A tia não respondeu. A vizinha deve saber o que é. Vai até a vizinha e a vizinha vem ver o que é que é com a tia. A vizinha diz, ué, melhor chamar um médico, uma ambulância. Chama a ambulância. As pessoas que chegam na ambulância dizem que é grave: é um acidente, mesmo para quem estava parada, sentada, numa cadeira de rodas, assistindo à tv. A tv é grave mesmo. Mas o acidente aconteceu por dentro da tia. Deram um nome completo: vascular cerebral. No hospital, dizem, o médico é quem vai mesmo dizer, ou redizer o já dito, o que está todo mundo vendo. Tá todo mundo vendo desde que a tosse parou, pensa.
Começou foi quando a tia caiu, né, quebrou o fêmur e a bacia. Foi lá, ano passado. Não. Começou quando ela não quis mais sair de casa, parou de trabalhar, ficava só em casa, saía muito pouco, só às vezes, só de vez em quando, ia ao mercado. Foi quando traziam as coisas pra ela, os conhecidos, os vizinhos. Foi aí. Não, foi quando o marido faleceu, lá atrás: ela ficou sozinha. Ah, a solidão faz isso com as pessoas. Mas pessoas que vivem rodeadas de gente também ficam assim. É a solidão de si mesmo, o abandono dos outros e o próprio abandono. Foi isso, foi quando a tia deixou todos pra trás, não quis mais saber dos irmãos, dos sobrinhos, da família. Demorou muito pra ter algum contato depois. Família, não, ah, ela sempre foi assim, como se diz, difícil, mentia, escondia as coisas, não falava, guardou muita coisa, não suportou, era muita coisa ruim dentro de si. A tia foi na direção contrária àquela seguida pelas estrelas que, perto do fim, se expandem antes da explosão que lhes dá cabo, viveu foi nessa direção contrária a tia.
Não, não sabe. Aliás, o não era a palavra que a tia mais repetia. É isso, ficou assim de tanto não. Era não de manhã, não quero sair. Não de tarde, não quero ir pra sala, prefiro ficar no quarto. Não, não vou fazer, já vai começar o programa que ensina a cortar as unhas, já vai começar a novela das seis, a novela das sete, aquele filme agora é que vai passar, não. Durante a noite, repetia em sonho o não, não, não, não, não. Foi assim que no hospital também lhe disseram não: não tem o que fazer. Primeiro não pode ir pra UTI. Depois que vai, não pode sair ainda. Quando sai, não pode ir embora. Não vai levantar da cama, já não tem consciência, não vai voltar a falar, não, não, não.

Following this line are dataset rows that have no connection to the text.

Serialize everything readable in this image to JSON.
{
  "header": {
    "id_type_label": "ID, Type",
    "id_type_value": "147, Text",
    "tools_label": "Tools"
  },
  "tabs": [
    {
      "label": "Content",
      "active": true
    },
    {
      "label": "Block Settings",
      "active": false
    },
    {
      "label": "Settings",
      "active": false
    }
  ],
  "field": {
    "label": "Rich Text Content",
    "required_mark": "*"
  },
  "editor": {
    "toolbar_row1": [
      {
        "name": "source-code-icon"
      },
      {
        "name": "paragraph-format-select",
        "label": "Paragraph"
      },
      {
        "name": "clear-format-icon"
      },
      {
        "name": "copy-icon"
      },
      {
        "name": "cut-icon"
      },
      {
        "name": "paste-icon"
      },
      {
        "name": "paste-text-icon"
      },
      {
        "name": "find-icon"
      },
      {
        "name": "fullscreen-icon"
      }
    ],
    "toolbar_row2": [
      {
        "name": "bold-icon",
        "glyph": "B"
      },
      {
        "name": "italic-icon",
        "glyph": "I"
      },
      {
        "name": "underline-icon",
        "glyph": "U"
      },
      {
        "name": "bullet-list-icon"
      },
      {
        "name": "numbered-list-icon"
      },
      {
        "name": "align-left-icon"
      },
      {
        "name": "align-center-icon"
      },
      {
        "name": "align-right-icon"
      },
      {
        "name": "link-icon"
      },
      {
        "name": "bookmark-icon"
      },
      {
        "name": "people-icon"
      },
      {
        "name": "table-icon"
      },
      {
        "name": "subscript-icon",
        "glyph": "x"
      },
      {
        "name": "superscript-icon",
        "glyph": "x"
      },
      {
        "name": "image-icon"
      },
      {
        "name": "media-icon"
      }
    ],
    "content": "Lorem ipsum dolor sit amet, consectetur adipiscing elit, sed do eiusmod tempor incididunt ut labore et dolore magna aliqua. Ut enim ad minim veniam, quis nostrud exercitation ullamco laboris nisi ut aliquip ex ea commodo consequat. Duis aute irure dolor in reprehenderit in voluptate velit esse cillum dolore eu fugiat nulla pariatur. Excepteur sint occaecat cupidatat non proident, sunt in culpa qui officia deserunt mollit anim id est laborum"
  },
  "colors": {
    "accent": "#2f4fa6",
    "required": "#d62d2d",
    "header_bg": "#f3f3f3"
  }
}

Não era uma manhã de sexta-feira, mas tanto faz, que dia era mesmo não sabe. Os dias já não fazem diferença. Não sabe o começo dessas coisas, mas sabe o fim, que aguarda, dá assistência ao que não parece fazer diferença à tia. Chega, senta ao lado dela, fala qualquer coisa com ar de naturalidade, como quem dá bom dia, pergunta pelo programa de tv, troca de canal, mexe nas revistas ao lado da cama. Espanta o silêncio. A tia às vezes abre os olhos. Ao lado dela, cochila, sente medo, faz crochê, pergunta-se pelo próprio destino. Percebe que o fim é uma espera que, absurdamente, tem até mesmo um começo, aquele que não é uma escolha, e que perdura na estranha obrigação de não aceitar o inevitável.